Me topé con una pequeña pero sustanciosa discusión tuitera sobre la TV pública, es decir, sobre la televisión del gobierno, que es, en realidad, lo que disfrutamos –es un decir– hoy en día. La discusión giraba en torno a la pregunta que cualquiera que haya caído recientemente en, digamos, Canal Once tiene que hacerse: ¿habíamos visto alguna vez semejante aberración? La respuesta es no.
En efecto, Imevisión, en sus tiempos, tuvo incluso la capacidad de pelearle las audiencias a la televisión privada, y nos dio maravillas como los varios programas de Víctor Trujillo o a Andrés Bustamante, es decir, nos dio formas en serio provocadoras, inteligentes, del humor.
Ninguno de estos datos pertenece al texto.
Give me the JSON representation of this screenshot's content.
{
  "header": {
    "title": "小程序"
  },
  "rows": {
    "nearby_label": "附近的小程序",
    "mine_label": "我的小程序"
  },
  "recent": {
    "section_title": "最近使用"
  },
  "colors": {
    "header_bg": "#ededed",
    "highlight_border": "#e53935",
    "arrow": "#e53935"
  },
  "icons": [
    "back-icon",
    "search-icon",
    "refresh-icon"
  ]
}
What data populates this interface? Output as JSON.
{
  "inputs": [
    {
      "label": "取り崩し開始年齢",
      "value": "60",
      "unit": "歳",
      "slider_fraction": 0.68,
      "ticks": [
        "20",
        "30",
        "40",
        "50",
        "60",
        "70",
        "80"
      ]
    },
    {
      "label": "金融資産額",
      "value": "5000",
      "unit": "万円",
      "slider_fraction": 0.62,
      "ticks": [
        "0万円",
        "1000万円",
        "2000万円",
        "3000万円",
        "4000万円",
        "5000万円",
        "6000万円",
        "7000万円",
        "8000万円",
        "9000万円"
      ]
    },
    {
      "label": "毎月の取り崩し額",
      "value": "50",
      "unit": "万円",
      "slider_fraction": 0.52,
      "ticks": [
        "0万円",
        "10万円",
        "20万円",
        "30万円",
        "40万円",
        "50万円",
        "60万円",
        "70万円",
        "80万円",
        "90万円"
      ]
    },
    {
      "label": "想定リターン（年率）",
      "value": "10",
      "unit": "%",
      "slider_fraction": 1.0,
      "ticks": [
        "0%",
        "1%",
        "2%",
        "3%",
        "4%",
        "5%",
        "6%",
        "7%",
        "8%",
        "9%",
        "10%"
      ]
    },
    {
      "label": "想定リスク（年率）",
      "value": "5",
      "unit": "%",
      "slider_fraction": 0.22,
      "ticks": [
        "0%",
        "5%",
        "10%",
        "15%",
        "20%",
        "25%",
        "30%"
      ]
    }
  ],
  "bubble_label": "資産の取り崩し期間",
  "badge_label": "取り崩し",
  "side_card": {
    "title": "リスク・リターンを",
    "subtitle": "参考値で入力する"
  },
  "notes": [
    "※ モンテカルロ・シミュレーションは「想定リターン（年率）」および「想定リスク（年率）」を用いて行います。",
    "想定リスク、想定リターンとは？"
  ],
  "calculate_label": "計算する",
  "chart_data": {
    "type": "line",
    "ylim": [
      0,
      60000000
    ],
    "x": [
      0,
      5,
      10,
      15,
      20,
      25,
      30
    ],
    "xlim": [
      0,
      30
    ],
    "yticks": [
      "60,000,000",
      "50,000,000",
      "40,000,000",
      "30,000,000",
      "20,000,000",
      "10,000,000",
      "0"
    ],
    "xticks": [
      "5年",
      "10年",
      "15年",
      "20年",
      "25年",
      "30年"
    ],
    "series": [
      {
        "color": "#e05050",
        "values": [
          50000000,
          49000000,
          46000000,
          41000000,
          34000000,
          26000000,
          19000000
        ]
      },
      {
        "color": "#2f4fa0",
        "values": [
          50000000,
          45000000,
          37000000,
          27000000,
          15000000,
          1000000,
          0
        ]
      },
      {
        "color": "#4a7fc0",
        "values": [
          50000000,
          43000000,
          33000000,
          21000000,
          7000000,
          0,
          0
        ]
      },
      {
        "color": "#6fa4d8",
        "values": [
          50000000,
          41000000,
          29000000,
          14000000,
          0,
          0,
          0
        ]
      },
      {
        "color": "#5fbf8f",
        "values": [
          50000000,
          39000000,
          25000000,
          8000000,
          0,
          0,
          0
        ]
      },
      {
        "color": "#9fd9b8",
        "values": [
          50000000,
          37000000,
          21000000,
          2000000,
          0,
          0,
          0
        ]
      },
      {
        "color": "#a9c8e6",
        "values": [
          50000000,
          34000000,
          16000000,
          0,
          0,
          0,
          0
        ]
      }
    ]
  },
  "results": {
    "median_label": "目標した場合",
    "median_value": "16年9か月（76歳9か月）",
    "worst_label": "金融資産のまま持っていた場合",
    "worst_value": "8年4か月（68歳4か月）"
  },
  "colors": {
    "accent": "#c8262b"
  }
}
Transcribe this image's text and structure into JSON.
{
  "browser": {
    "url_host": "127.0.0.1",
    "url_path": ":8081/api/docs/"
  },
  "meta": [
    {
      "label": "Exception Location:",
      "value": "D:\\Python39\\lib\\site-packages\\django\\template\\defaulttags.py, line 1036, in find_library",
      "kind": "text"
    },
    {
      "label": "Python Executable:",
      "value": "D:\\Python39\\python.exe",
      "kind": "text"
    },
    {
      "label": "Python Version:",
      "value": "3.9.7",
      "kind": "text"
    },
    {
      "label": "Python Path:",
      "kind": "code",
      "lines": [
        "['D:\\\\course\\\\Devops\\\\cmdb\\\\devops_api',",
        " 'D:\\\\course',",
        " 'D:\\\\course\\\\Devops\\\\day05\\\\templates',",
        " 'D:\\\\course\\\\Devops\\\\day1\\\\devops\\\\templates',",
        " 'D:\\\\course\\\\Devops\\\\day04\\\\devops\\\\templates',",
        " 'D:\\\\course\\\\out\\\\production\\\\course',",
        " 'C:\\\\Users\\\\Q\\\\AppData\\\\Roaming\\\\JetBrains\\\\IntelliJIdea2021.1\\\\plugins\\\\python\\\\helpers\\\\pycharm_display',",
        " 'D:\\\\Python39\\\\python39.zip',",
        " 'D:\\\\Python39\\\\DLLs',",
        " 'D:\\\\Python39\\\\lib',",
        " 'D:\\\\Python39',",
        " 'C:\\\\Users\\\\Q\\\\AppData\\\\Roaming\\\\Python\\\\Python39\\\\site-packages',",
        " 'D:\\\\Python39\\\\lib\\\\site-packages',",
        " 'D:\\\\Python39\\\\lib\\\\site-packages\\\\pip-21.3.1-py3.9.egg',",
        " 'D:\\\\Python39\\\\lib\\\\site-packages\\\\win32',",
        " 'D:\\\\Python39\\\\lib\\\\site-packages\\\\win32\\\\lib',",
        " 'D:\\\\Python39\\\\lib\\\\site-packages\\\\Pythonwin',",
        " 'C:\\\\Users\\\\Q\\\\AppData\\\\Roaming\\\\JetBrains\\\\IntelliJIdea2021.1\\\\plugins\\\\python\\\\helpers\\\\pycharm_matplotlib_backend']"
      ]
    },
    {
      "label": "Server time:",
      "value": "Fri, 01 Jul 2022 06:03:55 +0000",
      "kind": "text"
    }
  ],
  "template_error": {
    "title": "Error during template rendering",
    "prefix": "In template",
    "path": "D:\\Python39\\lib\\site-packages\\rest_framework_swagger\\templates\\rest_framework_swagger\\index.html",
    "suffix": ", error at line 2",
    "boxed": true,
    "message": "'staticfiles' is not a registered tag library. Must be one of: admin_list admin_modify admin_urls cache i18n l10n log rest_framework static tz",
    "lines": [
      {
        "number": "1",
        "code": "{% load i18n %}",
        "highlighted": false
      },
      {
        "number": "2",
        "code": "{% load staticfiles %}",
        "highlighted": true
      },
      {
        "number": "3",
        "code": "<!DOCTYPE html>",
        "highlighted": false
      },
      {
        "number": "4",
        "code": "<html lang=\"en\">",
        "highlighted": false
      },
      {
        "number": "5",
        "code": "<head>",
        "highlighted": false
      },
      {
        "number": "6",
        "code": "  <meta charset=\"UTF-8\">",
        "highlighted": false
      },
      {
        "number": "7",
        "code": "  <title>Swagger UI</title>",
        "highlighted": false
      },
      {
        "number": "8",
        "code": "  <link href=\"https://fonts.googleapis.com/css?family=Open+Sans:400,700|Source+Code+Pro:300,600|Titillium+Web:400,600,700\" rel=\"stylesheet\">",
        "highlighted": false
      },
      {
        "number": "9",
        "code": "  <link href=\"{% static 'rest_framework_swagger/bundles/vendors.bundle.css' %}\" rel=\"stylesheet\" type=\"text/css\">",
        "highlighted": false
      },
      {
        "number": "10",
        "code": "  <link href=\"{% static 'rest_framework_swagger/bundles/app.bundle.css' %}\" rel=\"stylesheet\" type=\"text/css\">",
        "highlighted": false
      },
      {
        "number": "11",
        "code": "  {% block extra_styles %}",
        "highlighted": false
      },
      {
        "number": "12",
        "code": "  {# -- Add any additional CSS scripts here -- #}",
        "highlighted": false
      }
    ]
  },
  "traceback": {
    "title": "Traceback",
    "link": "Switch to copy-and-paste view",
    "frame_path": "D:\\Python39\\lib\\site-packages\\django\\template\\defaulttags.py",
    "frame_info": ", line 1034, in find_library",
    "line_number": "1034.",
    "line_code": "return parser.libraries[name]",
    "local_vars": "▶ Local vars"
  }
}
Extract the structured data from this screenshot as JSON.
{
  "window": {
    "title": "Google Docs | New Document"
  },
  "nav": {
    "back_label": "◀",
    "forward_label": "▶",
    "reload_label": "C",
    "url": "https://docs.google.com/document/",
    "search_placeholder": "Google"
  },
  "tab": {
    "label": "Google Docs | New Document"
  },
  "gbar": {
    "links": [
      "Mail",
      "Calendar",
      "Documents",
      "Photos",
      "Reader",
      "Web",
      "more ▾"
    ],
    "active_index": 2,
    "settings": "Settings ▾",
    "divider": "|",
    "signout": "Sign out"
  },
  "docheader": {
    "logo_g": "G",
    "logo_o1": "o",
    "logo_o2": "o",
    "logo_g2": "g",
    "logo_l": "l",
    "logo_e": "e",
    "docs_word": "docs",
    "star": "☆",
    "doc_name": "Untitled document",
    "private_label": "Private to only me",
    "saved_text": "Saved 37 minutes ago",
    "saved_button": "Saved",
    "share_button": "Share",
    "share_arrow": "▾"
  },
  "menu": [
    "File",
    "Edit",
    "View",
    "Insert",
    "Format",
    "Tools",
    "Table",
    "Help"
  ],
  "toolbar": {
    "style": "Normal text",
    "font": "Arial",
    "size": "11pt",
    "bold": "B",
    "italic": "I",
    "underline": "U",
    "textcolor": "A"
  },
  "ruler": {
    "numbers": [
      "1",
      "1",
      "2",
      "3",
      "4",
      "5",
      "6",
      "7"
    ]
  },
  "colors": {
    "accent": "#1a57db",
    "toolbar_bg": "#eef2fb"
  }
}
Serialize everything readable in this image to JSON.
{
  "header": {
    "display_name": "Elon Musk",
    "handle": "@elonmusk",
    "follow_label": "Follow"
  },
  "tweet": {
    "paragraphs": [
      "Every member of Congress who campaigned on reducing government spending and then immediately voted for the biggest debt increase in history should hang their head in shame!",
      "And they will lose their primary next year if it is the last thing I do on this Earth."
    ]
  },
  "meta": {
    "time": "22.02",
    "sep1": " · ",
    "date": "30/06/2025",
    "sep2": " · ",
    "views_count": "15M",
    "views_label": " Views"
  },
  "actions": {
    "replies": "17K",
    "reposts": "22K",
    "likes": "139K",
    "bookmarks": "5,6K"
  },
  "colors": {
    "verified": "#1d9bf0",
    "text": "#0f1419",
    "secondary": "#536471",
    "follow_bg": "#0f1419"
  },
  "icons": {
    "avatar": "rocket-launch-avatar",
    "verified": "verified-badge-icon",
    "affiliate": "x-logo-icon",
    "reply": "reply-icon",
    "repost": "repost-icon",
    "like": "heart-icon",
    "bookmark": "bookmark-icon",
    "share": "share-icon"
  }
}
Pero no fue solo Imevisión. El Once tuvo siempre dosis mínimas de respeto por el cine clásico, los programas inteligentes de debate, la programación diferente y bien pensada para niños. Para no hablar del 22, que tuvo unos primeros años felices con José María Pérez Gay – esas series europeas, ese cine tan otro– y que aun hoy, me parece, nos da unos que otros buenos programas, pese a los recortes de lana y pese al avance propagandístico de la 4T. Debo decir que ahí empecé yo en esos menesteres, gracias a Jorge Volpi, que por esos días era director. Pero no creo que mis afectos determinen mi juicio.
Porque es grave lo que hemos dejado de ver en los canales de gobierno, por falta de dinero y creo que también por falta de curiosidad intelectual de sus mandos, pero es más grave lo que sí vemos. La televisión pública no existe ahora ni existió nunca en México, porque para eso tendría que haber experimentado un proceso de liberación de las decisiones presidenciales, o sea, un proceso de autonomía, que ni esta administración ni las previas quisieron regalarle.
Pero antes había un mínimo de decoro. Hasta el director de canal más obsecuente, y vaya que tuvimos alguno en el sexenio de Peña Nieto, hubiera entendido que no puedes gastarte el dinero de los contribuyentes en programas como John & Sabina, que escribe y coprotagoniza Sabina Berman –lejos de sus años de escepticismo y que bueno, hoy disfruta de la revolución y sus salarios–, pero cuyo tono y carga ideológica parecen marcados por su co-conductor, John Ackerman, uno de los propagandistas más impúdicos del obradorismo, un hábil coleccionista de casas y terrenos, y nada más. Quedará para el recuerdo la fallidísima entrevista que le hicieron a Beatriz Gutiérrez Muller (aunque ninguna mata la de Ackerman con Bartlett, en plan de “Gracias por tanto, prócer”).
Pero es que la constante es esa. Hasta el priismo más ultramontano sabía que era necesario cierto pudor y cierto diálogo con la inteligencia disidente. Se acabó. Estamos en la era del “Ya llegamos y háganle como quieran”. La TV que pagas con tus impuestos no tenía por qué ser la excepción.